Cancellation/No Show Policy

Patients, parents and/or caretakers will be notified during their initial assessment of the following policy:

  1. Patients need to attend scheduled therapy sessions in order to progress toward goals. Regular attendance is vital to the patient’s progress.
  2. If the patient does not attend 75 percent of their scheduled therapy sessions over a two-month period of time, the following will occur:
    1. If the patient does not notify the therapist prior to the patient’s appointment three consecutive appointment times, the patient will be discharged from therapy and will require a new prescription to re-initiate therapy services.
      1. A letter will be sent to the patient and physician notifying them of the patient’s discharge from therapy due to non-compliance and that a new script will be required to resume therapy services.
    2. If the patient cancels but misses 25 percent or more of their scheduled therapy sessions, the therapist will discuss again with the patient, parent and/or caretaker the importance of regular therapy attendance and discuss  if changing of treatment times, assistance with transportation, etc, would help improve attendance. The therapist will also inform the patient, parent and/or caregiver that if the patient does not attend 75 percent of scheduled therapy sessions over the next two-month period of time, the patient will be discharged from therapy and will require a new prescription to resume therapy services.
      1. If the patient is discharged, a letter will be sent to the patient and physician notifying them of the patient’s discharge from therapy due to non-compliance and that a new script will be required to resume therapy services.
    3. If the patient notifies the therapist prior to missed scheduled treatment sessions due to a vacation, hospitalization/medical procedure and/or medical insurance authorization these missed sessions will not count in the percentages  for missed sessions.

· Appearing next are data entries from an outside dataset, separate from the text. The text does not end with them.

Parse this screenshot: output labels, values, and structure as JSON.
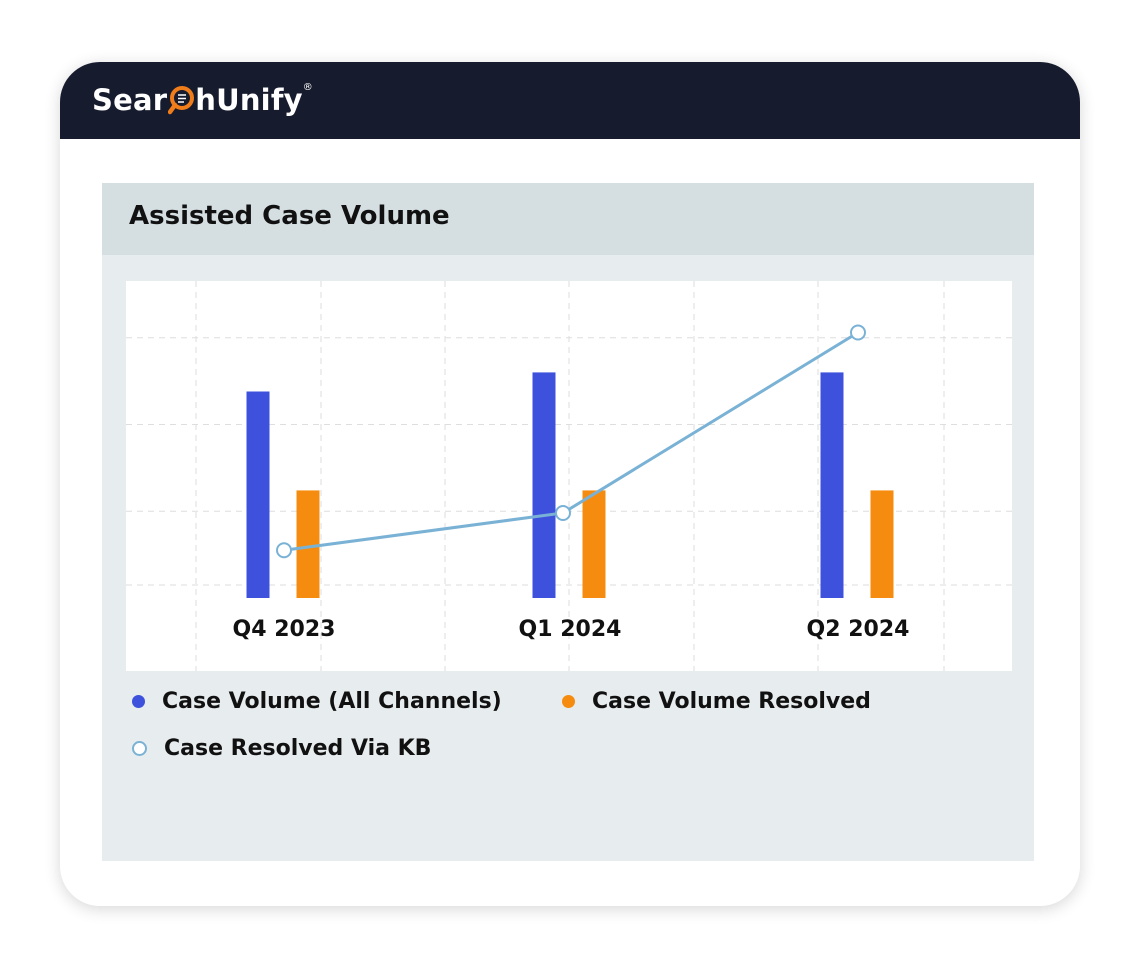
{
  "brand": {
    "logo_text_start": "Sear",
    "logo_text_end": "hUnify",
    "logo_mark": "®",
    "header_color": "#161b2e",
    "accent_color": "#f07d1a"
  },
  "panel": {
    "title": "Assisted Case Volume"
  },
  "chart_data": {
    "type": "bar",
    "categories": [
      "Q4 2023",
      "Q1 2024",
      "Q2 2024"
    ],
    "series": [
      {
        "name": "Case Volume (All Channels)",
        "type": "bar",
        "color": "#3d51dc",
        "values": [
          2.38,
          2.6,
          2.6
        ]
      },
      {
        "name": "Case Volume Resolved",
        "type": "bar",
        "color": "#f68c0f",
        "values": [
          1.24,
          1.24,
          1.24
        ]
      },
      {
        "name": "Case Resolved Via KB",
        "type": "line",
        "color": "#7ab2d6",
        "values": [
          0.55,
          0.98,
          3.06
        ]
      }
    ],
    "ylim": [
      0,
      3.4
    ],
    "grid": true,
    "legend_position": "bottom",
    "title": "",
    "xlabel": "",
    "ylabel": ""
  }
}
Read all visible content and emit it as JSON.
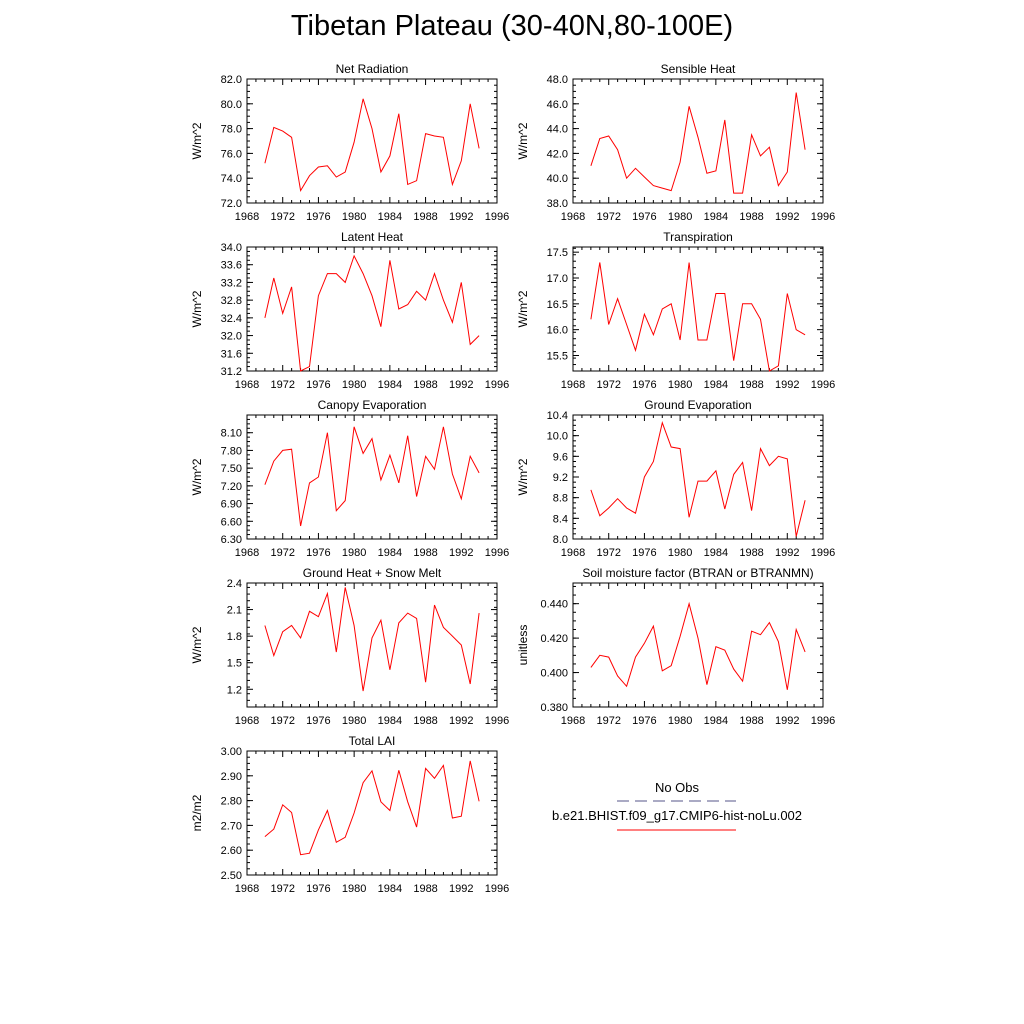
{
  "page": {
    "title": "Tibetan Plateau (30-40N,80-100E)"
  },
  "legend": {
    "obs_label": "No Obs",
    "obs_color": "#55558a",
    "model_label": "b.e21.BHIST.f09_g17.CMIP6-hist-noLu.002",
    "model_color": "#ff0000"
  },
  "chart_data": [
    {
      "type": "line",
      "title": "Net Radiation",
      "ylabel": "W/m^2",
      "xlim": [
        1968,
        1996
      ],
      "ylim": [
        72.0,
        82.0
      ],
      "xticks": [
        1968,
        1972,
        1976,
        1980,
        1984,
        1988,
        1992,
        1996
      ],
      "yticks": [
        72.0,
        74.0,
        76.0,
        78.0,
        80.0,
        82.0
      ],
      "ydecimals": 1,
      "x": [
        1970,
        1971,
        1972,
        1973,
        1974,
        1975,
        1976,
        1977,
        1978,
        1979,
        1980,
        1981,
        1982,
        1983,
        1984,
        1985,
        1986,
        1987,
        1988,
        1989,
        1990,
        1991,
        1992,
        1993,
        1994
      ],
      "series": [
        {
          "values": [
            75.2,
            78.1,
            77.8,
            77.3,
            73.0,
            74.2,
            74.9,
            75.0,
            74.1,
            74.5,
            76.9,
            80.4,
            78.0,
            74.5,
            75.8,
            79.2,
            73.5,
            73.8,
            77.6,
            77.4,
            77.3,
            73.5,
            75.4,
            80.0,
            76.4
          ]
        }
      ]
    },
    {
      "type": "line",
      "title": "Sensible Heat",
      "ylabel": "W/m^2",
      "xlim": [
        1968,
        1996
      ],
      "ylim": [
        38.0,
        48.0
      ],
      "xticks": [
        1968,
        1972,
        1976,
        1980,
        1984,
        1988,
        1992,
        1996
      ],
      "yticks": [
        38.0,
        40.0,
        42.0,
        44.0,
        46.0,
        48.0
      ],
      "ydecimals": 1,
      "x": [
        1970,
        1971,
        1972,
        1973,
        1974,
        1975,
        1976,
        1977,
        1978,
        1979,
        1980,
        1981,
        1982,
        1983,
        1984,
        1985,
        1986,
        1987,
        1988,
        1989,
        1990,
        1991,
        1992,
        1993,
        1994
      ],
      "series": [
        {
          "values": [
            41.0,
            43.2,
            43.4,
            42.3,
            40.0,
            40.8,
            40.1,
            39.4,
            39.2,
            39.0,
            41.3,
            45.8,
            43.3,
            40.4,
            40.6,
            44.7,
            38.8,
            38.8,
            43.5,
            41.8,
            42.5,
            39.4,
            40.5,
            46.9,
            42.3
          ]
        }
      ]
    },
    {
      "type": "line",
      "title": "Latent Heat",
      "ylabel": "W/m^2",
      "xlim": [
        1968,
        1996
      ],
      "ylim": [
        31.2,
        34.0
      ],
      "xticks": [
        1968,
        1972,
        1976,
        1980,
        1984,
        1988,
        1992,
        1996
      ],
      "yticks": [
        31.2,
        31.6,
        32.0,
        32.4,
        32.8,
        33.2,
        33.6,
        34.0
      ],
      "ydecimals": 1,
      "x": [
        1970,
        1971,
        1972,
        1973,
        1974,
        1975,
        1976,
        1977,
        1978,
        1979,
        1980,
        1981,
        1982,
        1983,
        1984,
        1985,
        1986,
        1987,
        1988,
        1989,
        1990,
        1991,
        1992,
        1993,
        1994
      ],
      "series": [
        {
          "values": [
            32.4,
            33.3,
            32.5,
            33.1,
            31.2,
            31.3,
            32.9,
            33.4,
            33.4,
            33.2,
            33.8,
            33.4,
            32.9,
            32.2,
            33.7,
            32.6,
            32.7,
            33.0,
            32.8,
            33.4,
            32.8,
            32.3,
            33.2,
            31.8,
            32.0
          ]
        }
      ]
    },
    {
      "type": "line",
      "title": "Transpiration",
      "ylabel": "W/m^2",
      "xlim": [
        1968,
        1996
      ],
      "ylim": [
        15.2,
        17.6
      ],
      "xticks": [
        1968,
        1972,
        1976,
        1980,
        1984,
        1988,
        1992,
        1996
      ],
      "yticks": [
        15.5,
        16.0,
        16.5,
        17.0,
        17.5
      ],
      "ydecimals": 1,
      "x": [
        1970,
        1971,
        1972,
        1973,
        1974,
        1975,
        1976,
        1977,
        1978,
        1979,
        1980,
        1981,
        1982,
        1983,
        1984,
        1985,
        1986,
        1987,
        1988,
        1989,
        1990,
        1991,
        1992,
        1993,
        1994
      ],
      "series": [
        {
          "values": [
            16.2,
            17.3,
            16.1,
            16.6,
            16.1,
            15.6,
            16.3,
            15.9,
            16.4,
            16.5,
            15.8,
            17.3,
            15.8,
            15.8,
            16.7,
            16.7,
            15.4,
            16.5,
            16.5,
            16.2,
            15.2,
            15.3,
            16.7,
            16.0,
            15.9
          ]
        }
      ]
    },
    {
      "type": "line",
      "title": "Canopy Evaporation",
      "ylabel": "W/m^2",
      "xlim": [
        1968,
        1996
      ],
      "ylim": [
        6.3,
        8.4
      ],
      "xticks": [
        1968,
        1972,
        1976,
        1980,
        1984,
        1988,
        1992,
        1996
      ],
      "yticks": [
        6.3,
        6.6,
        6.9,
        7.2,
        7.5,
        7.8,
        8.1
      ],
      "ydecimals": 2,
      "x": [
        1970,
        1971,
        1972,
        1973,
        1974,
        1975,
        1976,
        1977,
        1978,
        1979,
        1980,
        1981,
        1982,
        1983,
        1984,
        1985,
        1986,
        1987,
        1988,
        1989,
        1990,
        1991,
        1992,
        1993,
        1994
      ],
      "series": [
        {
          "values": [
            7.22,
            7.62,
            7.8,
            7.82,
            6.52,
            7.25,
            7.35,
            8.1,
            6.78,
            6.95,
            8.2,
            7.75,
            8.0,
            7.3,
            7.72,
            7.25,
            8.05,
            7.02,
            7.7,
            7.48,
            8.2,
            7.4,
            6.98,
            7.7,
            7.42
          ]
        }
      ]
    },
    {
      "type": "line",
      "title": "Ground Evaporation",
      "ylabel": "W/m^2",
      "xlim": [
        1968,
        1996
      ],
      "ylim": [
        8.0,
        10.4
      ],
      "xticks": [
        1968,
        1972,
        1976,
        1980,
        1984,
        1988,
        1992,
        1996
      ],
      "yticks": [
        8.0,
        8.4,
        8.8,
        9.2,
        9.6,
        10.0,
        10.4
      ],
      "ydecimals": 1,
      "x": [
        1970,
        1971,
        1972,
        1973,
        1974,
        1975,
        1976,
        1977,
        1978,
        1979,
        1980,
        1981,
        1982,
        1983,
        1984,
        1985,
        1986,
        1987,
        1988,
        1989,
        1990,
        1991,
        1992,
        1993,
        1994
      ],
      "series": [
        {
          "values": [
            8.95,
            8.45,
            8.6,
            8.78,
            8.6,
            8.5,
            9.2,
            9.5,
            10.25,
            9.78,
            9.75,
            8.42,
            9.12,
            9.12,
            9.32,
            8.58,
            9.25,
            9.48,
            8.55,
            9.75,
            9.42,
            9.6,
            9.55,
            8.05,
            8.75
          ]
        }
      ]
    },
    {
      "type": "line",
      "title": "Ground Heat + Snow Melt",
      "ylabel": "W/m^2",
      "xlim": [
        1968,
        1996
      ],
      "ylim": [
        1.0,
        2.4
      ],
      "xticks": [
        1968,
        1972,
        1976,
        1980,
        1984,
        1988,
        1992,
        1996
      ],
      "yticks": [
        1.2,
        1.5,
        1.8,
        2.1,
        2.4
      ],
      "ydecimals": 1,
      "x": [
        1970,
        1971,
        1972,
        1973,
        1974,
        1975,
        1976,
        1977,
        1978,
        1979,
        1980,
        1981,
        1982,
        1983,
        1984,
        1985,
        1986,
        1987,
        1988,
        1989,
        1990,
        1991,
        1992,
        1993,
        1994
      ],
      "series": [
        {
          "values": [
            1.92,
            1.58,
            1.85,
            1.92,
            1.78,
            2.08,
            2.02,
            2.28,
            1.62,
            2.35,
            1.92,
            1.18,
            1.78,
            1.98,
            1.42,
            1.95,
            2.06,
            2.0,
            1.28,
            2.15,
            1.9,
            1.8,
            1.7,
            1.26,
            2.06
          ]
        }
      ]
    },
    {
      "type": "line",
      "title": "Soil moisture factor (BTRAN or BTRANMN)",
      "ylabel": "unitless",
      "xlim": [
        1968,
        1996
      ],
      "ylim": [
        0.38,
        0.452
      ],
      "xticks": [
        1968,
        1972,
        1976,
        1980,
        1984,
        1988,
        1992,
        1996
      ],
      "yticks": [
        0.38,
        0.4,
        0.42,
        0.44
      ],
      "ydecimals": 3,
      "x": [
        1970,
        1971,
        1972,
        1973,
        1974,
        1975,
        1976,
        1977,
        1978,
        1979,
        1980,
        1981,
        1982,
        1983,
        1984,
        1985,
        1986,
        1987,
        1988,
        1989,
        1990,
        1991,
        1992,
        1993,
        1994
      ],
      "series": [
        {
          "values": [
            0.403,
            0.41,
            0.409,
            0.398,
            0.392,
            0.409,
            0.417,
            0.427,
            0.401,
            0.404,
            0.421,
            0.44,
            0.42,
            0.393,
            0.415,
            0.413,
            0.402,
            0.395,
            0.424,
            0.422,
            0.429,
            0.418,
            0.39,
            0.425,
            0.412
          ]
        }
      ]
    },
    {
      "type": "line",
      "title": "Total LAI",
      "ylabel": "m2/m2",
      "xlim": [
        1968,
        1996
      ],
      "ylim": [
        2.5,
        3.0
      ],
      "xticks": [
        1968,
        1972,
        1976,
        1980,
        1984,
        1988,
        1992,
        1996
      ],
      "yticks": [
        2.5,
        2.6,
        2.7,
        2.8,
        2.9,
        3.0
      ],
      "ydecimals": 2,
      "x": [
        1970,
        1971,
        1972,
        1973,
        1974,
        1975,
        1976,
        1977,
        1978,
        1979,
        1980,
        1981,
        1982,
        1983,
        1984,
        1985,
        1986,
        1987,
        1988,
        1989,
        1990,
        1991,
        1992,
        1993,
        1994
      ],
      "series": [
        {
          "values": [
            2.655,
            2.685,
            2.783,
            2.752,
            2.582,
            2.588,
            2.682,
            2.76,
            2.632,
            2.652,
            2.75,
            2.872,
            2.92,
            2.795,
            2.76,
            2.922,
            2.795,
            2.693,
            2.93,
            2.89,
            2.942,
            2.73,
            2.737,
            2.96,
            2.797
          ]
        }
      ]
    }
  ]
}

      1. If the vacation, hospitalization/medical procedure and/or medical insurance authorization is going to require more than four weeks, then the patient will be placed on hold and removed from the schedule. A new schedule will be initiated when the patient is able to return. The patient/parent/caregiver should be notified that the same treatment times will not be guaranteed upon the return of the patient, but the therapists will work to accommodate their scheduling requests as best as possible.
      2. Missed sessions due to illness or illness of other family members, will be included in the missed percentages.